Covid. The Changing Landscape. Changing Lives.
How has Covid changed our lives by transforming health and life sciences research?
The Faculty of Health and Life Sciences (HLS) 'Covid, The Changing Landscape. Changing Lives' event coincides with the anniversary of the first Covid lockdown in the U.K. and explores how the pandemic has impacted health and life sciences research, for better or worse. A panel of experts (covering disciplines such as psychology, early childhood development, nursing, and primary care) will discuss the implications of this for our everyday lives as we continue to live with Covid.
Hear from Prof Trish Greenhalgh (the University of Oxford) Prof Vince Connelly (Oxford Brookes University), Dr Cathy Henshall (Oxford Brookes University) and Dr Nayeli Gonzalez-Gomez (Oxford Brookes University). The discussion will be chaired by Prof Paul Carding, Associate Dean for Research and Knowledge Exchange in the Faculty of Health and Life Sciences at Oxford Brookes University.

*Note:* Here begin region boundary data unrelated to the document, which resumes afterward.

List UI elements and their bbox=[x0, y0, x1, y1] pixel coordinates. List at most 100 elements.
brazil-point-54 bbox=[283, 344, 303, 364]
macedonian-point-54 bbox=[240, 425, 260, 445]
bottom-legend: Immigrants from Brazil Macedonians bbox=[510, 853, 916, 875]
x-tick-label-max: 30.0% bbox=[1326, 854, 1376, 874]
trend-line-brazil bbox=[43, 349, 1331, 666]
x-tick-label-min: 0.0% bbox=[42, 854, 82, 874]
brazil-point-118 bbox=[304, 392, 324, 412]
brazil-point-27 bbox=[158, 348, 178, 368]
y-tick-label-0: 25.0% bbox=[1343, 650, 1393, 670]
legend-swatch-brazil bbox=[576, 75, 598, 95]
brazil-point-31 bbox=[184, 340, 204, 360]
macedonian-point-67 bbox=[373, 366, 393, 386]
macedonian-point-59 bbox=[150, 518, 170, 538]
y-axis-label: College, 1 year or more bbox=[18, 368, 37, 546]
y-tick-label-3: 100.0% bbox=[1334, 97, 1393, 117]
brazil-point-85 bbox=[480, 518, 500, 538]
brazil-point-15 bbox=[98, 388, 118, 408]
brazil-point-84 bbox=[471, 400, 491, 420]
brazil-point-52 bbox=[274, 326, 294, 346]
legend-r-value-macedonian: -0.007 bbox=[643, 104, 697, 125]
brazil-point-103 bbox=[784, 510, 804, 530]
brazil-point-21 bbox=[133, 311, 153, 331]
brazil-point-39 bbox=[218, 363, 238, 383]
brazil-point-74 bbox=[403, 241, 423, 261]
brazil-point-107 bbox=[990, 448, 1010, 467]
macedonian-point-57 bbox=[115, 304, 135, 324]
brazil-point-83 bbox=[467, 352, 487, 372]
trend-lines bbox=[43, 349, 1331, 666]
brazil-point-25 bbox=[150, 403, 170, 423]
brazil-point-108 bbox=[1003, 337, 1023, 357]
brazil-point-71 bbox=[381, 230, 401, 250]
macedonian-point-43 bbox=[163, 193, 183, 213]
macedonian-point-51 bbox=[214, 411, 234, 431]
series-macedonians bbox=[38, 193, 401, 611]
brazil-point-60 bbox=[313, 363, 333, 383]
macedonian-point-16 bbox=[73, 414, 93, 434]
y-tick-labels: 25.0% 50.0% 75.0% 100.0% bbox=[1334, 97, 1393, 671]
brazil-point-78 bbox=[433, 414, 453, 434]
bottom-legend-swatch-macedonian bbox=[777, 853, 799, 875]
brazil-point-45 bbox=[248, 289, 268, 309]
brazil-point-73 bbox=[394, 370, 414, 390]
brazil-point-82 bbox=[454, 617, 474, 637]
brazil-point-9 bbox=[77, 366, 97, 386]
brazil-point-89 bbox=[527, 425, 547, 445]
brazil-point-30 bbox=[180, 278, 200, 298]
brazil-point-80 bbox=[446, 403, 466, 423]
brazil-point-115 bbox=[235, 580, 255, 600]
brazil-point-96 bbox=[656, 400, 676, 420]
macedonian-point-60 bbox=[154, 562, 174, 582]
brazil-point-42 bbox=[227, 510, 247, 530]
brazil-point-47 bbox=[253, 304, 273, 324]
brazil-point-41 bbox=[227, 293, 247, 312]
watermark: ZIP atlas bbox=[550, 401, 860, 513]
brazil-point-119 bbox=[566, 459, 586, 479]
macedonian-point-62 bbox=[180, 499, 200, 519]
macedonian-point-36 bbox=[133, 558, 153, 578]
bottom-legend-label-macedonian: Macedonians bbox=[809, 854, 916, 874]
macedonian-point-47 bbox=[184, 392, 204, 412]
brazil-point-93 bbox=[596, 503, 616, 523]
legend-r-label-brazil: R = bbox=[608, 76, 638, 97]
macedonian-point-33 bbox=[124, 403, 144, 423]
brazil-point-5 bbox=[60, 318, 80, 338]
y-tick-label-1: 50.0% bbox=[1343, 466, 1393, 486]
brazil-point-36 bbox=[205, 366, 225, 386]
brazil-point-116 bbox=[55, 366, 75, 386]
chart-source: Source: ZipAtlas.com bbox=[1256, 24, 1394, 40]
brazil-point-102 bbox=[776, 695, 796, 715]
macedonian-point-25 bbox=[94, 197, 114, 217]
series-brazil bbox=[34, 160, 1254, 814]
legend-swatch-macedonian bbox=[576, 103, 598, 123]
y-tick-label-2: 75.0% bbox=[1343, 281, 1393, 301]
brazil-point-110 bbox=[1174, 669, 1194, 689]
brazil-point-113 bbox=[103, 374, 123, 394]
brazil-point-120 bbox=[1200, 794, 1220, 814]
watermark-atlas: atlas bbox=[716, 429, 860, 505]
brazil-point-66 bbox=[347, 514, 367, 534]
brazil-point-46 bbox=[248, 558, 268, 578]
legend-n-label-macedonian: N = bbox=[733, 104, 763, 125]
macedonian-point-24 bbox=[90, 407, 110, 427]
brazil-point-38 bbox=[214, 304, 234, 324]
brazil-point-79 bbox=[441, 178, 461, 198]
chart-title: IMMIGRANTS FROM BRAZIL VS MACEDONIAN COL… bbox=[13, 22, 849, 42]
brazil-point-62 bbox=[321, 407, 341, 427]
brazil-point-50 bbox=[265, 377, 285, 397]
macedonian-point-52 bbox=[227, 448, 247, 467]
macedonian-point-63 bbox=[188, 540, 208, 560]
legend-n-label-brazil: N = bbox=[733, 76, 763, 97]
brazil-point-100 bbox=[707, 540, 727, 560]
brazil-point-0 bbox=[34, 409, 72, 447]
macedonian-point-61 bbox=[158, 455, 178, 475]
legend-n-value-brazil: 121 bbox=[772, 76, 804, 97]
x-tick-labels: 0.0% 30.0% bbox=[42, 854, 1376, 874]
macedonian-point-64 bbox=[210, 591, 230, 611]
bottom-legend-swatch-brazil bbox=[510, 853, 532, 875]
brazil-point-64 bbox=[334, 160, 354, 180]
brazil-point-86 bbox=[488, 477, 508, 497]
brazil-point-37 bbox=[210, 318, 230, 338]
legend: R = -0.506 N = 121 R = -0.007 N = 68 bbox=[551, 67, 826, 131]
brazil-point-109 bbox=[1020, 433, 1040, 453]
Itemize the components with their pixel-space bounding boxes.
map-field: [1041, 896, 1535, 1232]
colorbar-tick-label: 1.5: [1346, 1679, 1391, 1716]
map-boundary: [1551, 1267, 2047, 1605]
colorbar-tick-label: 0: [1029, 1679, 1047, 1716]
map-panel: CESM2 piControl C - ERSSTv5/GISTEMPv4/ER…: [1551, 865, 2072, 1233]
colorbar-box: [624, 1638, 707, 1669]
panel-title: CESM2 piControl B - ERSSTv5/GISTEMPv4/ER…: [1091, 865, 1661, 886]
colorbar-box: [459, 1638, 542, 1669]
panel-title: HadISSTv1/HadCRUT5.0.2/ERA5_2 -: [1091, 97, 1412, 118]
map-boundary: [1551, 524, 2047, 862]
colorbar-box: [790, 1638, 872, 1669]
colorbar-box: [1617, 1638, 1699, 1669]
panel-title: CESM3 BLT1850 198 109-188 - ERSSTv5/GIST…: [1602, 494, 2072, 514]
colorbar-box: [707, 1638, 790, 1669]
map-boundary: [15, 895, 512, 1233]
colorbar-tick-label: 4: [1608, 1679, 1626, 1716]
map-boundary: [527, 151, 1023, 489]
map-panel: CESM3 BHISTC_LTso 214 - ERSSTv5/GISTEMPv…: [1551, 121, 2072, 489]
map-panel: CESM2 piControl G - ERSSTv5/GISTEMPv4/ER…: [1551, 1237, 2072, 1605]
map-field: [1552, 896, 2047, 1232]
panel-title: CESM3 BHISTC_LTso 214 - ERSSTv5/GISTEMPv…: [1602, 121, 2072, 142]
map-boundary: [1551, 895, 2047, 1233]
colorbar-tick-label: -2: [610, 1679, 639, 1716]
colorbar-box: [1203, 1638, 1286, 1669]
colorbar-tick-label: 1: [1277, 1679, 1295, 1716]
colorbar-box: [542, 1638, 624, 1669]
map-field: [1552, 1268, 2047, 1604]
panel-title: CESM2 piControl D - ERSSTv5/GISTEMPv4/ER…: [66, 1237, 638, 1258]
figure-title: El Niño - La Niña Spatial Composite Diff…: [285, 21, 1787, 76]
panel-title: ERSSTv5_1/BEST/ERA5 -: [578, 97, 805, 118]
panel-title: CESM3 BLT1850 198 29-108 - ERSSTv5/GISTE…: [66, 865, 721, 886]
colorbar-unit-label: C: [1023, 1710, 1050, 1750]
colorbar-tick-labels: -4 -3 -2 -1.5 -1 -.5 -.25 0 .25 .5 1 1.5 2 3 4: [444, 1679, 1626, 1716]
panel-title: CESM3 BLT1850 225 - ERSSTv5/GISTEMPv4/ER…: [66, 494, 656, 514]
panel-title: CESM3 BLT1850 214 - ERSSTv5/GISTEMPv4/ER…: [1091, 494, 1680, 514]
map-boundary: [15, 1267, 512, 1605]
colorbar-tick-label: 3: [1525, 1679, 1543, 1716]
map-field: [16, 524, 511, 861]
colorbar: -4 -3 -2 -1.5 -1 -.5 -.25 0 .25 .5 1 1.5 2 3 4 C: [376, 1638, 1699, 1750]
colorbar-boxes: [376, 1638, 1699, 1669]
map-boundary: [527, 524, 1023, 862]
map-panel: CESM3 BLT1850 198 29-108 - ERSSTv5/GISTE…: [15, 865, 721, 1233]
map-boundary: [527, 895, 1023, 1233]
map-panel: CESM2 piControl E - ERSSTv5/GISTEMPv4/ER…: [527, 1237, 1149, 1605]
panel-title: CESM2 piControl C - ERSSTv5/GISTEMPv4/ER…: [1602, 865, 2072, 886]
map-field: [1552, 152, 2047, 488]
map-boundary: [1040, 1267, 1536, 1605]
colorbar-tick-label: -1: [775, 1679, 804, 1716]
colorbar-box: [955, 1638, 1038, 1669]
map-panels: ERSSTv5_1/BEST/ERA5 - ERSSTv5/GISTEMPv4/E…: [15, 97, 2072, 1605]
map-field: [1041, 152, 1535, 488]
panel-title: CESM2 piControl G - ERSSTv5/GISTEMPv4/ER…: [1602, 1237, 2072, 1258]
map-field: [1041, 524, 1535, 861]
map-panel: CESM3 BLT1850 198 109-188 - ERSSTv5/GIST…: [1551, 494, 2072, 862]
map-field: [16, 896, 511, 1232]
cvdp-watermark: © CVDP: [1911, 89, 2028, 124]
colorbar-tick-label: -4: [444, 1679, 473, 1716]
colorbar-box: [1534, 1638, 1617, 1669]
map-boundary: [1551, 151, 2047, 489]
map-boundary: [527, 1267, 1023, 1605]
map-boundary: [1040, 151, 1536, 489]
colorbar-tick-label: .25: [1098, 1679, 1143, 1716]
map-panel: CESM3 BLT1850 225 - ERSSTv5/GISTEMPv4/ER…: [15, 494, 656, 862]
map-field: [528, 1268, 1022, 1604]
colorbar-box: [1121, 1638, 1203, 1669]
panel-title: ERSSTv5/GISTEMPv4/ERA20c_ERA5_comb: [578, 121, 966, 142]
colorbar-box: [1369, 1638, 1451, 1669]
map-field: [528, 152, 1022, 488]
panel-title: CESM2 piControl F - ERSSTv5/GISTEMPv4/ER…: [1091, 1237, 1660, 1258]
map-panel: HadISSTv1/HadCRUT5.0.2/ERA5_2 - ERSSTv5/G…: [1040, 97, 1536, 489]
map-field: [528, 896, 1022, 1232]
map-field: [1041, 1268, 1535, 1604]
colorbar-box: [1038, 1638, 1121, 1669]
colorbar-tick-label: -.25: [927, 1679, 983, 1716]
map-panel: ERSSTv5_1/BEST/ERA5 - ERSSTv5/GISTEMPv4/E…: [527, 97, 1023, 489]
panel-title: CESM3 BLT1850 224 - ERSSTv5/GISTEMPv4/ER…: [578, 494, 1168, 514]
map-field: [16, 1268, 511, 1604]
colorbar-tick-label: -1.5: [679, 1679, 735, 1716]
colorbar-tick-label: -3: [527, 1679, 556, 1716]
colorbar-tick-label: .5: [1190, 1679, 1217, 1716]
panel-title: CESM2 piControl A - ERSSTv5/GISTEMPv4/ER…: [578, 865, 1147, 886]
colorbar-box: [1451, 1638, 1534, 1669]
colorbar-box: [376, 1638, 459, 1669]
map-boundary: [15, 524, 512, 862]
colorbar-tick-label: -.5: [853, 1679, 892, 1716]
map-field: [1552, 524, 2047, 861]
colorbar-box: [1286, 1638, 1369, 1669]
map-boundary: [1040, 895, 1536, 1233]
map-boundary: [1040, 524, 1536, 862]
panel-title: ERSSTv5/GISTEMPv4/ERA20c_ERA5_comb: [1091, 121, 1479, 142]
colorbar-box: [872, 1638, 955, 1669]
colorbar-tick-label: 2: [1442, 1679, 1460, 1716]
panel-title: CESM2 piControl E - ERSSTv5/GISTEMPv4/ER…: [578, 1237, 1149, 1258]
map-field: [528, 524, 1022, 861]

If you would like to submit a question to the panel before the event please email hlsresearch@brookes.ac.uk
HLS Annual Research Lecture
The evening will culminate with a lecture from Trish Greenhalgh, our nominated guest speaker. Her talk is on ‘Science in the public eye: communicating and debating research findings in real time in a global public health crisis.’ Science is a social act. It takes place in a social, cultural and political context in which particular questions are deemed worth pursuing and other questions are deprioritised or never asked. When the pandemic broke, the scientific community rapidly repurposed its infrastructure and resources to build the evidence base about the nature, spread, diagnosis and treatment of COVID-19. These efforts were shaped and constrained by particular research traditions and scientific practices—and by entrenched regimes of truth linked to hard-won hierarchies of power and influence. Scientists became swept up in the pressure and pace of COVID-19 research and in the increasingly acrimonious debates playing out in both academic and lay media about which (and whose) evidence represented the truth. Post-normal science rapidly morphed from a fringe interest of sociologists of science to become an uncomfortable new reality for university academics who had up to now enjoyed their ivory-tower world. This lecture will use one worked example—the contested field of research on public masking—to illustrate some theoretical ideas about science and science communication in these post-normal times. It explores why, more than two years into the pandemic and with hundreds of published studies, some scientists still believe there is “no evidence” that masks work while others view the efficacy of masking as a well-established “fact”—and why debates between the different “camps” of scientists played out so prominently in the public sphere.
About Trish
Trish is an internationally recognised academic in primary health care and trained as a GP, Trish brought her interdisciplinary perspective to bear on the research response to the Covid-19 pandemic, looking at diverse themes including clinical assessment of the deteriorating patient by phone and video, the science and anthropology of face coverings, and policy decision-making in conditions of uncertainty. She is a member of Independent SAGE, an interdisciplinary academic team established to provide independent advice on the pandemic direct to the lay public.
Attendees will be welcome to stay for a drinks reception after the lecture.